Lesson from History

Published: November 21, 2016 - 16:18

Since Europe inspires us in so many different ways, it is only fair that we also take lessons from mistakes made in the past on the continent.

After the Nazi Party’s electoral victory in 1932, Germany's democracy, writes Ian Kershaw, leading historian of Adolf Hitler and the Third Reich, in a foreword to George Sylvester Viereck’s interview with Hitler published in the same year in a series titled Great Interviews of the 20th Century, that Germany's democracy that year entered its terminal phase.

It is true that by July 1932, Hitler stood at the threshold of power. At the end of the same month the Nazi Party was at its pinnacle in a freely held democratic contest, gaining 37.4 percent of the vote and making it Germany’s largest political party.

However, by another election in November, there was a drop in votes for the Nazi Party for the first time. Hitler’s rise as chancellor soon after in January 1933, therefore, followed an election setback, and not victory.

In 1932, the votes had gone to the Nazi Party because the army, most industrial leaders and big landholders wanted an authoritarian system. Democracy was seen as unable to resolve severe day-to-day problems. Germany faced economic depression and coalition governments were incapable of tackling endless misery in society. Ordinary people had lost faith in democracy.

However, the loss in votes a little later made Hitler angry and insecure. When he did become head of state in 1933, he wanted to make sure he remained in power.

Hitler created a new ministry of propaganda to spread lies and to impress opinion about the good work his government did. He made Dr. Joseph Goebbels director of this ministry that controlled schools, universities, film, radio and propaganda.

“The national education of the German people will be placed in my hands,” noted Goebbels in his diary.

Now a bit about Goebbels.

As the pages of his diary show, Goebbels began his career as a poet and novelist.
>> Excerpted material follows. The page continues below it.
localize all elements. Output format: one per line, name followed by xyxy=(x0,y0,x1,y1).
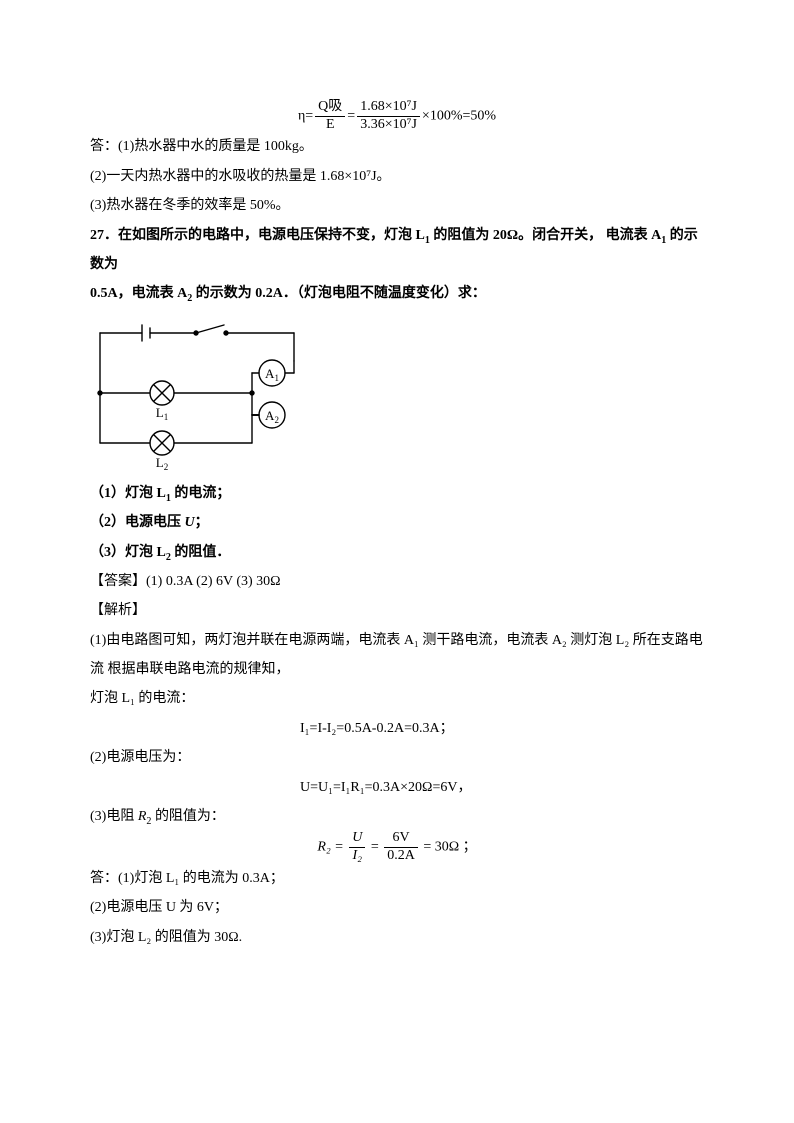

He had a PhD in German literature that earned him the title of Dr Goebbels. Fyodor Dostoevsky was a particular passion. Later, he lost interest in academics and feelings of deep inferiority, perhaps due to a club foot and a limp, surfaced. He was happy to bid goodbye to days as a journalist and bank clerk when he had earned nothing. The masochist that emerged seemed to love no other mortal except Hitler. For reasons of his own, Hitler gave Goebbels that desperately needed feeling of self-worth. 

The 35-year-old Goebbels, also the youngest minister in the new cabinet, went on to order the murder of millions of people he dismissed as not fit to be alive.
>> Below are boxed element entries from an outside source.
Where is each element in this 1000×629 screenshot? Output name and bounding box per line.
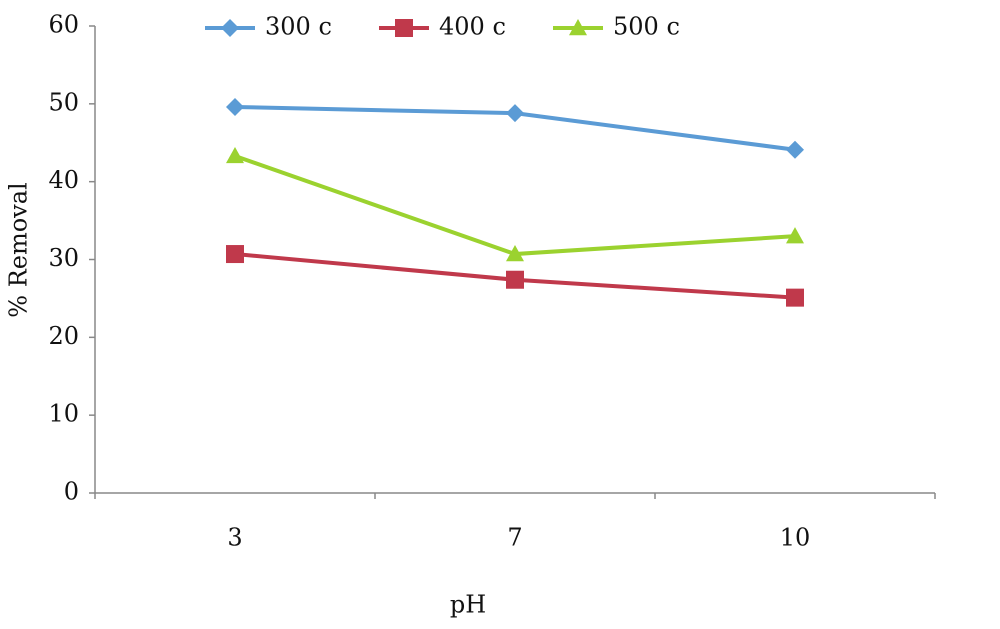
data-point (226, 146, 244, 164)
data-point (226, 245, 244, 264)
legend-label: 400 c (439, 13, 506, 41)
legend-label: 500 c (613, 13, 680, 41)
x-tick-label: 7 (507, 524, 522, 552)
y-axis-label: % Removal (5, 182, 33, 317)
legend-label: 300 c (265, 13, 332, 41)
x-tick-label: 3 (227, 524, 242, 552)
data-point (786, 227, 804, 244)
data-point (786, 140, 804, 159)
y-tick-label: 60 (48, 11, 79, 39)
legend-marker (395, 19, 413, 37)
data-point (226, 97, 244, 116)
y-tick-label: 30 (48, 244, 79, 272)
legend-marker (221, 19, 239, 37)
x-tick-label: 10 (780, 524, 811, 552)
data-point (506, 270, 524, 289)
y-tick-label: 40 (48, 166, 79, 194)
y-tick-label: 20 (48, 322, 79, 350)
y-tick-label: 50 (48, 88, 79, 116)
data-point (506, 245, 524, 262)
legend-marker (569, 19, 587, 36)
y-tick-label: 0 (64, 478, 79, 506)
x-axis-label: pH (450, 591, 486, 619)
data-point (506, 104, 524, 123)
data-point (786, 288, 804, 307)
y-tick-label: 10 (48, 400, 79, 428)
series-line (234, 154, 796, 257)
With absolute power at his command, Goebbels destroyed the country’s free press. Hundreds of opposition newspapers were shut down and confiscated. Jewish-owned publishing houses were gifted to ‘Aryans’.

Many periodicals were taken over under secrecy and used to propagate Nazi ideology of divide and rule, of hate, exclusion and murder. Goebbels wielded enormous influence over film, radio and theatre, sharing power over the press with the head of the Reich Press Chamber.
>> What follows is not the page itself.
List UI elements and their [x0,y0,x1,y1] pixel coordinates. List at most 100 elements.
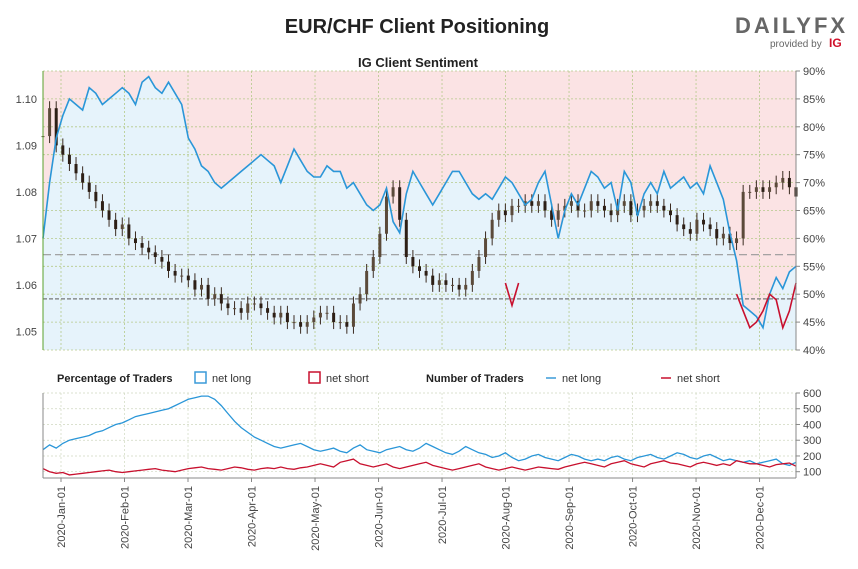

As head of the party’s propaganda apparatus, Goebbels’ influence reached the grassroots through local Nazi organisations.

His ministry took control of the German Press and the guild that regulated who could join the profession. The new editors’ law of 1933 wanted only racially pure editors and journalists and excluded Jews and also non-Jews married to Jews. A clause in the new law forbade editors from publishing anything that weakened the strength of the government.

The ministry controlled content of news and of all editorial pages.

Decisions were taken at meetings held in Berlin and instructions were sent every day to regional and local papers about features that could be published. Those reporters and editors who refused to follow government guidelines were made jobless and even sent to perish in concentration camps.

The irony is that Goebbels was once a journalist. After he was made one of the most powerful ministers in Hitler’s cabinet, he wrote in his diary that any man who still has a residue of honour will be very careful not to become a journalist.

If something similar seems to be happening around us in India today then the least all of us can do is to speak out against it before we face perhaps a similar fate as that suffered not only by Germans but all Europeans when Hitler was at the helm of affairs in Germany.